Pensioni Comparto Sicurezza

 

Anche per gli oltre 700 mila lavoratore del comparto sicurezza le cose sono cambiate in tema di pensioni comparto sicurezza. In base a quanto stabilito dall’art. 24 comma 18 del D.L. 201/2011, conv. L.214/2011, nel rispetto anche degli incrementi per la speranza di vita, personale di truppa, marescialli e sergenti possono accedere alle pensioni comparto sicurezza con 60 anni di età che diventano 62 dal 2018. Per il resto del personale del comparto invece gli attuali 60 anni possono diventare dai 63 ai 66 e 7 mesi a partire dal 2018. Stesse regole valgono anche per i lavoratori del soccorso pubblico e degli iscritti a fondi Inps, ex-Enpals e ex-Inpdap.

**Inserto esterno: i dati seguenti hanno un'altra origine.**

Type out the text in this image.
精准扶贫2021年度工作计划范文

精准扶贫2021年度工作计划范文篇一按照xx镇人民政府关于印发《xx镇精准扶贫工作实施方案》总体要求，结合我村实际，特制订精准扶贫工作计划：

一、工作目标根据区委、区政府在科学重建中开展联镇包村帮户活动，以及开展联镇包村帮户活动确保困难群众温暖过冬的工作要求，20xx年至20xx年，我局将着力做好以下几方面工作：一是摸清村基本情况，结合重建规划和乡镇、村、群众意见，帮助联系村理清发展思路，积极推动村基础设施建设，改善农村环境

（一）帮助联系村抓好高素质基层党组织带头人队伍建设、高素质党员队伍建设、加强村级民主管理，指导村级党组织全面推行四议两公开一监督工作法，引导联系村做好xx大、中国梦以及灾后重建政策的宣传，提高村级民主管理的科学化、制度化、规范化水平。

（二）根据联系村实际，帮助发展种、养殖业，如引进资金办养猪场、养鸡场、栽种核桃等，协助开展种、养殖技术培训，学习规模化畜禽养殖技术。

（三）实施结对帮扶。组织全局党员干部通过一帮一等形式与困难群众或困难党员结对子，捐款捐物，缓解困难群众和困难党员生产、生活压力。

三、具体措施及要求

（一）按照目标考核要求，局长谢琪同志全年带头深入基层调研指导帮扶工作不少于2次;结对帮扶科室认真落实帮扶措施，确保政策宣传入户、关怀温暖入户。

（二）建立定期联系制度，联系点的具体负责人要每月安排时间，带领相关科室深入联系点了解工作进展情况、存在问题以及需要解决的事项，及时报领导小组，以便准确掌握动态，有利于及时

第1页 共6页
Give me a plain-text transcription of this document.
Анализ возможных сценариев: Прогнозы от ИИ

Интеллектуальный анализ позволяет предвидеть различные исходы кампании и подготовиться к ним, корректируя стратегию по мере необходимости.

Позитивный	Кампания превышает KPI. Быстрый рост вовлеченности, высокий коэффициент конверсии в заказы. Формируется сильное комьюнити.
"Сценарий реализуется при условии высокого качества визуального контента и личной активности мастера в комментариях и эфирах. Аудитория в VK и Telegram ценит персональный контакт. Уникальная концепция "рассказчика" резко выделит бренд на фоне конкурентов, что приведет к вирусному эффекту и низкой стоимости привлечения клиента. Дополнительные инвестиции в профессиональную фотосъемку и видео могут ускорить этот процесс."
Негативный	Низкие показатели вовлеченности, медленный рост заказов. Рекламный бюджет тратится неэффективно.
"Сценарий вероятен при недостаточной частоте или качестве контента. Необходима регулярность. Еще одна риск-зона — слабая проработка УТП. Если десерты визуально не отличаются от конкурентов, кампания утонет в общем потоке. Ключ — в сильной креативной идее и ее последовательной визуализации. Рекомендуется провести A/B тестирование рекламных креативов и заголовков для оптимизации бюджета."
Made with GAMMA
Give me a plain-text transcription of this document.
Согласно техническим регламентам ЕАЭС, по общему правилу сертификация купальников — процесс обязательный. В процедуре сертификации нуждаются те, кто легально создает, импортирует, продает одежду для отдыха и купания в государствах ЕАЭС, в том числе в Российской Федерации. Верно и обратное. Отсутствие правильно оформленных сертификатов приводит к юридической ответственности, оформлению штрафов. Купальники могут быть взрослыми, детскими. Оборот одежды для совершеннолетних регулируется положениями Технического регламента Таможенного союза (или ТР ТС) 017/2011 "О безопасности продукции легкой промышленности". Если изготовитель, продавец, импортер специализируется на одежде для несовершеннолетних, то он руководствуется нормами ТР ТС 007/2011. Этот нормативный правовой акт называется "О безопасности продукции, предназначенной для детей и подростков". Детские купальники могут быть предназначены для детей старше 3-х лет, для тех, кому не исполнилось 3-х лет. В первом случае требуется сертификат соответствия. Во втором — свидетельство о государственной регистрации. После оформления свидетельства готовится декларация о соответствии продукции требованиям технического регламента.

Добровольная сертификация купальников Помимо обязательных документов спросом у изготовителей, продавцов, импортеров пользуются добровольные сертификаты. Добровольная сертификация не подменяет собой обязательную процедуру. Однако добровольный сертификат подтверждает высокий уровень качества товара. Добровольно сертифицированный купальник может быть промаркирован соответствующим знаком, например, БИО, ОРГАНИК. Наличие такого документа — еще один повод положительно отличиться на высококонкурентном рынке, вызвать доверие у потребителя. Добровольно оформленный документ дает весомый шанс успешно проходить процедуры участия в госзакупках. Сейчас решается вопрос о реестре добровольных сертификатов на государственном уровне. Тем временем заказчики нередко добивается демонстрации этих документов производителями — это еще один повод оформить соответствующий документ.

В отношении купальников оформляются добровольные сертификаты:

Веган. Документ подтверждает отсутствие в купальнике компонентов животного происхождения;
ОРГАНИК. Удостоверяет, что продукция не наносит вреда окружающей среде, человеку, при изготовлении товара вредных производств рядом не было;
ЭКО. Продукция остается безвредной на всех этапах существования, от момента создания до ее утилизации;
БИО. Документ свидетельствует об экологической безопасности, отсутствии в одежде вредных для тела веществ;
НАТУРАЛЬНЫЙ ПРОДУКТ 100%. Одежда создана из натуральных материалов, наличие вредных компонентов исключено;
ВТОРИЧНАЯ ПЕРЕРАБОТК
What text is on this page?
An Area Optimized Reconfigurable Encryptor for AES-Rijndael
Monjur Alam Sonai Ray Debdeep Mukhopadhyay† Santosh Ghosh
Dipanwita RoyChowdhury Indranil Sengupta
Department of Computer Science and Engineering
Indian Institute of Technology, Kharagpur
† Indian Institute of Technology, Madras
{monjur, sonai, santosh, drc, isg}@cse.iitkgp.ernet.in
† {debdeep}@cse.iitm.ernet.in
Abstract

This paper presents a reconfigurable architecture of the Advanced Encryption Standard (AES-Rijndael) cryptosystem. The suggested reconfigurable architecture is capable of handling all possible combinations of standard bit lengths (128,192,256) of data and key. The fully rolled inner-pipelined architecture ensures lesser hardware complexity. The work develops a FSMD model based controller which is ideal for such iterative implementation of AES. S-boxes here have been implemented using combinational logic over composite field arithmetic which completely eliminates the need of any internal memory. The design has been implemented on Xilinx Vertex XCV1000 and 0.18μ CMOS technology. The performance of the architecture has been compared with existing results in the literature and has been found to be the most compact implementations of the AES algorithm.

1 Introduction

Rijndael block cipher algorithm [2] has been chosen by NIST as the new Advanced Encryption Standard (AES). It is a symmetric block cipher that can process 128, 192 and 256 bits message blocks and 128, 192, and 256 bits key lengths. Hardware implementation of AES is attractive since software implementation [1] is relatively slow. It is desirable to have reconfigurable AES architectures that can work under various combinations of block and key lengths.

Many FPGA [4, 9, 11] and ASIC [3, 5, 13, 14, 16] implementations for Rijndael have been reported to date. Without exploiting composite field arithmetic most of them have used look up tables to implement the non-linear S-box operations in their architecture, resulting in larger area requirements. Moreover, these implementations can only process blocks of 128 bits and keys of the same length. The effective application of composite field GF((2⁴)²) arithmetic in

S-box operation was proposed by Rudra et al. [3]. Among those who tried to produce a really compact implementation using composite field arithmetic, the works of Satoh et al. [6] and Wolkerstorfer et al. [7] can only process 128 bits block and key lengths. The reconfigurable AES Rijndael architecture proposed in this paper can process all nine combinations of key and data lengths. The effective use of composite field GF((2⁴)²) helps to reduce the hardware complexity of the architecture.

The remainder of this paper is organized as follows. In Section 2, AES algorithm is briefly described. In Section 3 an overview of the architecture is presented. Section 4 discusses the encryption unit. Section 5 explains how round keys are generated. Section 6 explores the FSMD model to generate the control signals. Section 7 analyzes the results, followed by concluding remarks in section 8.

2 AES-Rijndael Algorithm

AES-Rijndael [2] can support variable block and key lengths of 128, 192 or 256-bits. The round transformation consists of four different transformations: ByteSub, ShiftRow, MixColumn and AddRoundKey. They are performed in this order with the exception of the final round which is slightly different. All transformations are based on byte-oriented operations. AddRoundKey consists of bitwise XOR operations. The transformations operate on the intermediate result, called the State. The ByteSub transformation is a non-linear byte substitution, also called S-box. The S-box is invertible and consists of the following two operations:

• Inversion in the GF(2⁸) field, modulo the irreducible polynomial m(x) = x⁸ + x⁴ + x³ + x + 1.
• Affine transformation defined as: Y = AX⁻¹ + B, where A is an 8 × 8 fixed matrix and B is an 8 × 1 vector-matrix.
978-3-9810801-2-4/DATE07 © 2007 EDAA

Il Governo ci ha tenuto a precisare che queste misure sono state prese nel rispetto delle peculiarità delle carriere dei lavoratori. Non solo. Il Ministro Fornero ha voluto andare oltre, dichiarandosi “assolutamente serena anche rispetto ai termini usati: sacrifici, rigore finanziario ed equità. Non pretendo di convincere voi, ma sono convinta di quello che abbiamo presentato ”.
La verità, amara, è che nell’incontro dello scorso 21 settembre tra i ministri, il presidente del consiglio e tutte le associazioni di settore coinvolte nel regolamento di armonizzazione delle pensioni comparto sicurezza non sono state apportate modifiche  e di fatto si è ribadita la posizione delle istituzioni nell’ottica della spending review. Dunque un totale flop, una disfatta, come conferma anche Nicola Tanzi, segretario del sindacato autonomo SAP: “Ci hanno deluso perché non solo manca ancora la previdenza integrativa, ma non si rendono conto che così avranno presto una polizia geriatrica ”.